After some middling fun for 300 km on the highway we made a sharp turn to the east and jumped right into some of the most exhilarating days of our journey so far. All in the sudden there was hardly any traffic, stunning landscapes and some serious climbing, which is by the way a prerequisite for some fun downhill riding. I tried to express that, by saying that great days come usually with some suffering, but Max answered that they come usually with a “hamburger with the lot” and Ellie said they come usually with everything but suffering. Anyhow, we cycled into some wonderful black karst mountains up the hill and down again, and up and down, until we reached a point that either lead up the mountain again, following a four day loop to Thakhekh, or a 50 kilometre cul de sac to Konglor Cave. We have heard a lot about Konglor and it sounded like a relaxed spot for a rest day, but the idea to ride the 50 km back to continue up the loop was not very appealing. At the end we decided that Konglor cava sounds to much fun to miss and it was a wonderful decision. The ride through the valley was nothing but perfect. A reasonably good surface, next to no traffic and truly dramatic scenery, with towering limestone cliffs. We found a decent guesthouse, a good meal… what a perfect day. The next day saw us exploring Konglor cave, which is a seven km long underground river, with rapids and some big chambers. Skilled boatmen drive you in little boats to the other side, a very remote valley, where you can hang out, swim, eat some bananas and then back to the other side. Our maps showed that the remote valley should at the end lead back to the “loop route”, which would allow us to avoid the annoying riding back. We asked the boatmen, if they could get us the next morning with our boats over “to the other side” and they agreed, but we all need to hire our own boat (which with 18$ was still pretty cheap) The next morning at 6:30 we first carried the bikes down to the cave entrance and then on the boats and it felt like being in the lord of the rings. The boats were rushing through narrow canyons, wide chamber and sometime we had to go out and push them up rapids…. It was soooo much fun.

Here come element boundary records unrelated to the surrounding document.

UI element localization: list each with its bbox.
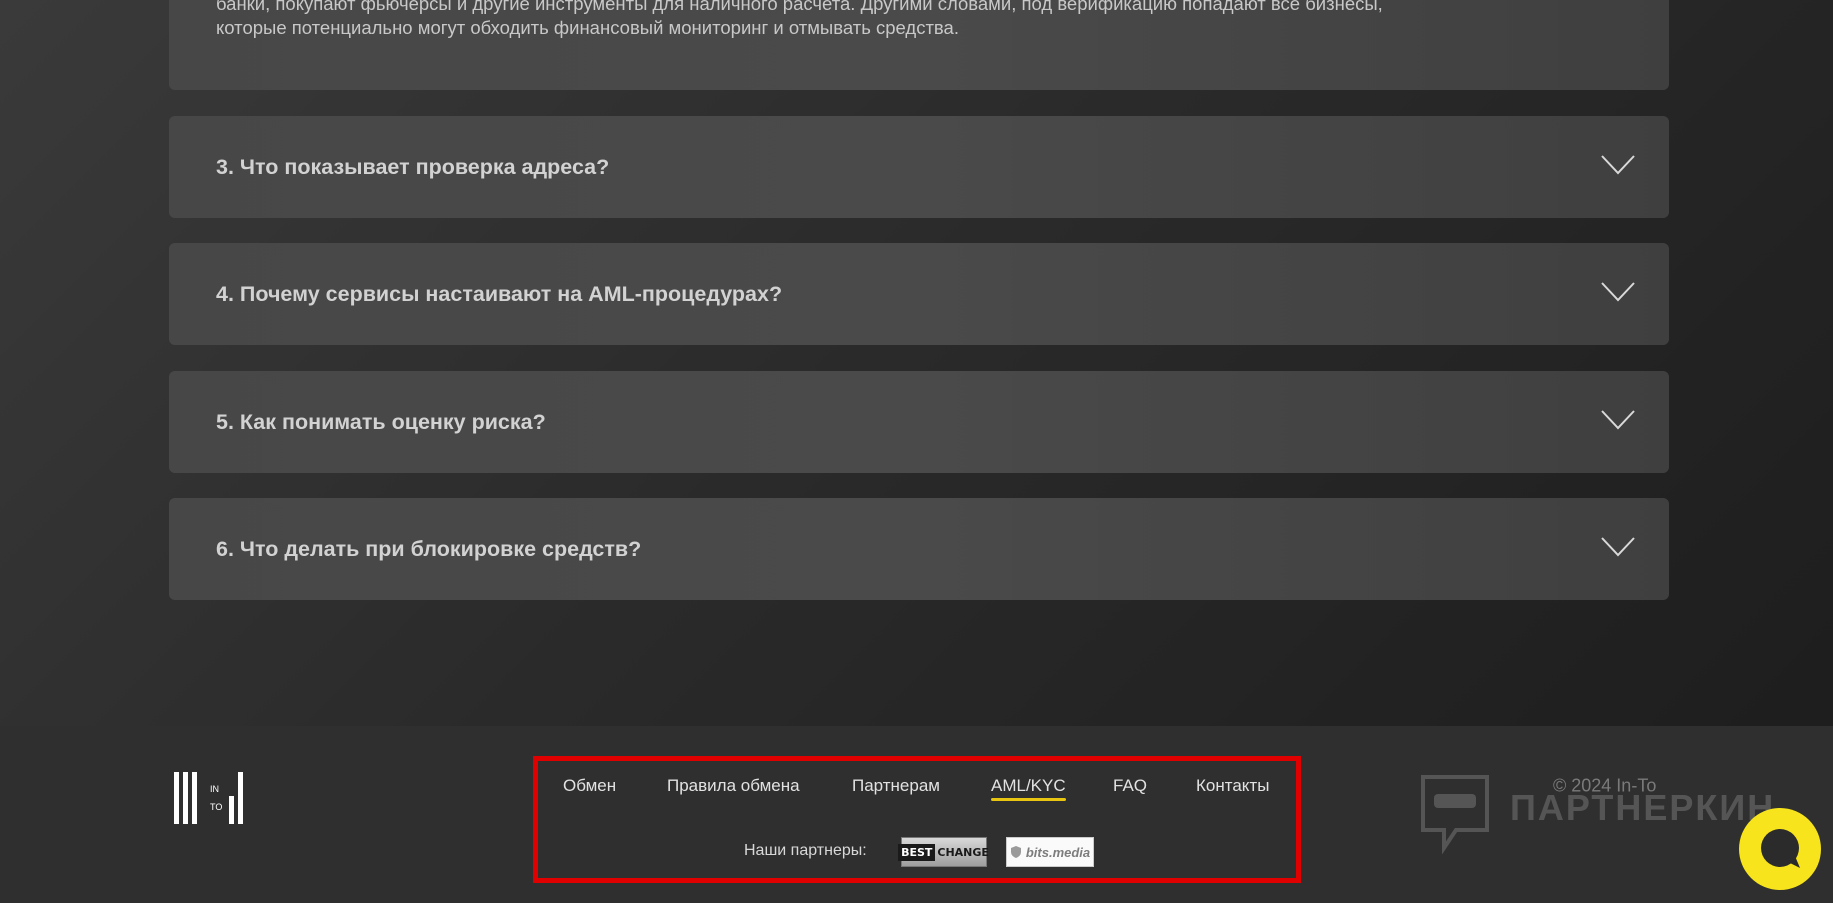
- faq-question: 4. Почему сервисы настаивают на AML-проц…: [216, 282, 783, 306]
- faq-item-open: банки, покупают фьючерсы и другие инстру…: [169, 0, 1669, 90]
- faq-question: 3. Что показывает проверка адреса?: [216, 155, 610, 179]
- faq-answer-line: банки, покупают фьючерсы и другие инстру…: [216, 0, 1383, 14]
- chevron-down-icon[interactable]: [1601, 154, 1635, 176]
- faq-answer: банки, покупают фьючерсы и другие инстру…: [216, 0, 1566, 39]
- highlight-box: [533, 756, 1301, 883]
- chat-button[interactable]: [1739, 808, 1821, 890]
- site-footer: IN TO Обмен Правила обмена Партнерам AML…: [0, 726, 1833, 903]
- chat-mask-icon: [1421, 775, 1489, 855]
- chevron-down-icon[interactable]: [1601, 536, 1635, 558]
- faq-question: 6. Что делать при блокировке средств?: [216, 537, 642, 561]
- copyright: © 2024 In-To: [1553, 775, 1657, 796]
- chat-bubble-icon: [1761, 829, 1800, 868]
- chevron-down-icon[interactable]: [1601, 281, 1635, 303]
- chevron-down-icon[interactable]: [1601, 409, 1635, 431]
- logo-text-bottom: TO: [210, 802, 222, 812]
- faq-item-3[interactable]: 3. Что показывает проверка адреса?: [169, 116, 1669, 218]
- faq-item-5[interactable]: 5. Как понимать оценку риска?: [169, 371, 1669, 473]
- faq-item-4[interactable]: 4. Почему сервисы настаивают на AML-проц…: [169, 243, 1669, 345]
- faq-item-6[interactable]: 6. Что делать при блокировке средств?: [169, 498, 1669, 600]
- faq-question: 5. Как понимать оценку риска?: [216, 410, 546, 434]
- faq-answer-line: которые потенциально могут обходить фина…: [216, 16, 959, 38]
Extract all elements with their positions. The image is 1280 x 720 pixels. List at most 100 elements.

On the other side we had no idea how long exactly is was, condition of the road, but we expected some little towns where you can get something to eat. It started to be a truly fantastic ride on a rough but ok trail through a magnificent valley, with very small villages, without anything to eat. But we had a can of sardines, a few bananas and Max’s Christmas Nutella. That is a very disgusting mix, but it did the job. After 40 km of beautiful valley riding 20 km of pure hell awaited us. To get out of the valley it was nearly 1000 meter altitude climbing on a powdery, sometimes super steep, dirt road. Sometimes the traction was so bad, that I was sliding down the road while trying to push the bike. It took us full 5 hours to battle ourselves out of hell.
We stayed in a strange hotel in a strange town at a strange lake and declared that day the most memorable so far.
More beautiful, although less adventures riding brought us to Thakhekh, our designated rest stop for 10 days or so. It is a climbing area that reminds me of Thailand in the early 90th. Much climbing, few people, relaxed atmosphere. Ellie climbs strong and bold, despite her hand not fully recovered yet. Max gets into leading and shows off some muscles I do not think I have…. And me? I feel like a heavy sack of potatoes having problems to leave the ground and lament over the fact, how much fun bikeriding we are missing, while climbing. I hope I will get my climbing Mojo back one day.